Junto a ellas me sentía en cierta ventaja: yo sabía que no adelgazaba porque estaba enferma, pero ellas, a mi juicio, no adelgazaban por pura ausencia de voluntad. Yo, que sabía de los esfuerzos por seguir una dieta hasta que el ánimo se quebraba, las despreciaba por no tener la fortaleza de resistírse a un bombón: volcaba en ellas toda la rabia que había sentido contra mí al no ser capaz de adelgazar con aquel dietista, y su debilidad, descubrir que engordaban tras cada dieta, como yo había hecho, me reafirmaba en mi posición de ser la delgada del grupo.
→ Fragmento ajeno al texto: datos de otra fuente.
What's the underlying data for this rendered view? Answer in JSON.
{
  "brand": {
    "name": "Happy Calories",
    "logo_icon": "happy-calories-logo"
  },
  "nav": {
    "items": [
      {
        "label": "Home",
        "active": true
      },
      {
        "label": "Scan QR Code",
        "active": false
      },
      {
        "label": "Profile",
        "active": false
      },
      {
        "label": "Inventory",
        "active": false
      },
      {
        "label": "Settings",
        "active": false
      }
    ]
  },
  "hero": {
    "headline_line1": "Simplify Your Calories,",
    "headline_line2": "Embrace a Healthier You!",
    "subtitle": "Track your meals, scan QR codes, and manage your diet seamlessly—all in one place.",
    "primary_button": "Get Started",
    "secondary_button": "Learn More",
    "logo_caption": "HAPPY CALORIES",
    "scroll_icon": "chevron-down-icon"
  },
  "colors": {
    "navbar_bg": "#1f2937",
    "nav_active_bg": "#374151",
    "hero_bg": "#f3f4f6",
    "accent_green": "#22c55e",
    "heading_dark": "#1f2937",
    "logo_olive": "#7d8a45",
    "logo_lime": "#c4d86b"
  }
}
Emitían juicios inflexibles sobre sus cuerpos y los ajenos. Por ellas supe lo que eran las estrías, y las reconocí con consternación en mis pechos y mis muslos. A partir de entonces, cada vez que mi mirada caía por casualidad en el espejo fijaba mi atención en mis nuevos defectos. Fueron ellas también las que me enseñaron a detectar la celulitis. Yo sabía de los insidiosos hoyuelos, pero por más que me observaba no los encontraba. Ellas, hartas de que yo negara tenerla, apretaron una de mis piernas, como si la estuvieran ordeñando. Allí, entre sus dedos, se formaban los temidos huecos que delataban una imperfección más. - Quise morirme. Hasta entonces había fantaseado con la idea de que cuando adelgazara todo volvería a ser como antes. Ante mis ojos encontraba marcas que no se irían. Todas las revistas insistían en la imposibilidad de hacer desaparecer la celulitis o las estrías. La fuerza estaba en la prevención. Yo lloraba: en la etapa de la prevención yo me había dedicado a cebarme, y allí tenía el castigo.

Inicié la universidad con mucho miedo y un peso razonable. Mi familia había vivido como un acontecimiento el que yo ingresara en ella, y a su manera discreta, me habían hecho saber lo mucho que se esperaba de mí y la satisfacción que les causaba. Entre mi madre y yo nos habíamos provisto de un nuevo guardarropa para mí, quizás demasiado formal, pero elegante, y con vistas a que yo engordara o perdiera peso. Mi armario estaba aún lleno de ropa de mi etapa delgada, y las prendas colgaban de las perchas, como ahorcados desvalidos, esperando a que yo regresara a mi peso ideal. Parte lo ocupaba mi ropa de gorda, la de la etapa posterior, ropa que yo odiaba y que había jurado no emplear de nuevo. El resto lo completaban las prendas nuevas.

Como ya he dicho, nunca volví a engordar por encima de los cincuenta y ocho kilos. Me daba pavor pensar en ello. Tenía el convencimiento de que si volvía a superar ese peso, no podría parar, lo daría todo por perdido, y me convertiría en una obesa sin remedio. Como cuando comía y no podía cesar, como si una vez que fallara o que sobrepasara lo establecido tendría que continuar hasta reventar. Ese miedo era el mayor que me asaltaba en los ratos sueltos, peor que suspender todas las asignaturas, peor que perder a mis padres, peor que morirme; sólo había algo peor, y eso era sufrir un accidente y quedar inválida o deforme.